Effective supervision that motivates employees to perform to expectation and encourages them to meet critical goals has gone undefined for decades. Knowing what constitutes effective supervision and applying these strategies to schools to improve teacher performance may prove invaluable as an alternative to traditional supervision practices, largely a hands-off "management by exception" approach in which principals intervene only when problems occur. There is ample anecdotal evidence that good principals make a significant difference and are an important variable in building an exemplary school. The Komaki study offers empirical evidence on the differences between effective and marginal managers. From this information, school systems can more effectively set expectations for principals, who are in actuality managers of schools, and train them to be better supervisors of teachers and ultimately boost student performance.

Author(s): Judith L. Komaki

Publisher(s): American Psychological Association

Study Description: The study was conducted with 24 managers from a large medical insurance company. The top 12 identified as effective supervisors and the bottom 12 identified as marginal supervisors were observed up to 20 times, for a total of 464 observations lasting 30 minutes, and their behavior categorized using the Operant Supervisory Taxonomy and Index (OSTI).
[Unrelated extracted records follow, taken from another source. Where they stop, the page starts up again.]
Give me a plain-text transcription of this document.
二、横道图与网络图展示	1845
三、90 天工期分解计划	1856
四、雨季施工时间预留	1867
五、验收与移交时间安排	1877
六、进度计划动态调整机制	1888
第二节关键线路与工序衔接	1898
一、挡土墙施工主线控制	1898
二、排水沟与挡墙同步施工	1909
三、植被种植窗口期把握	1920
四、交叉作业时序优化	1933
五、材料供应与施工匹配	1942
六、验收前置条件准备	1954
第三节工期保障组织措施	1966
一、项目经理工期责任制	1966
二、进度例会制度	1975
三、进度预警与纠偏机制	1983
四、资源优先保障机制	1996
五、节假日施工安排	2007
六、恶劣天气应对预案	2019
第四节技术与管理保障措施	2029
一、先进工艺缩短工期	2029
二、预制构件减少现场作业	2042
An extreme or contrasted group design was used for the study. To ensure inter-observer reliability, tests were conducted continually throughout the collection period. The mean overall reliability score for all categories was 95.4%.

Definition(s):

  1. Effective supervisor: (The definition offered for the Komaki study) The top 12 identified as effective supervisors were identified as the top 28% in terms of motivating others.
  2. Inter-observer reliability: The degree to which different observers give consistent accounts of the same event.
  3. Marginal supervisor: (The definition offered for the Komaki study) The bottom 12 identified as marginal supervisors were identified as the bottom 28% in terms of motivating others.
  4. Operant Supervisory Taxonomy and Index (OSTI): An instrument used to observe and classify a supervisor's behavior. The OSTI includes seven categories, the first three derived from operant conditioning theory:
    1. Antecedents: Behavior that instructs, reminds, or conveys an expectation of performance; e.g., "You can submit your plan before tomorrow morning." "Let's coordinate your plan with the adjoining classroom."
    2. Monitoring: Behavior related to collecting information about an individual's performance, such as listening to a report given by a subordinate.
    3. Consequences: Behavior that indicates knowledge of someone else's performance, whether the information is positive, negative, or neutral; e.g., "I noticed you identified a serious problem in your report." "You saved us from making a very big mistake."
    4. Own performance: Behavior related to the supervisor's own performance.
    5. Work related: Behavior pertaining to work, but not to performance.
    6. Nonwork related: Behavior not pertaining to work.
    7. Solitary: Behavior in which there is no interaction with others.

Citation: Komaki, J. L. (1986). Toward effective supervision: An operant analysis and comparison of managers at work. Journal of Applied Psychology, 71(2), 270-27.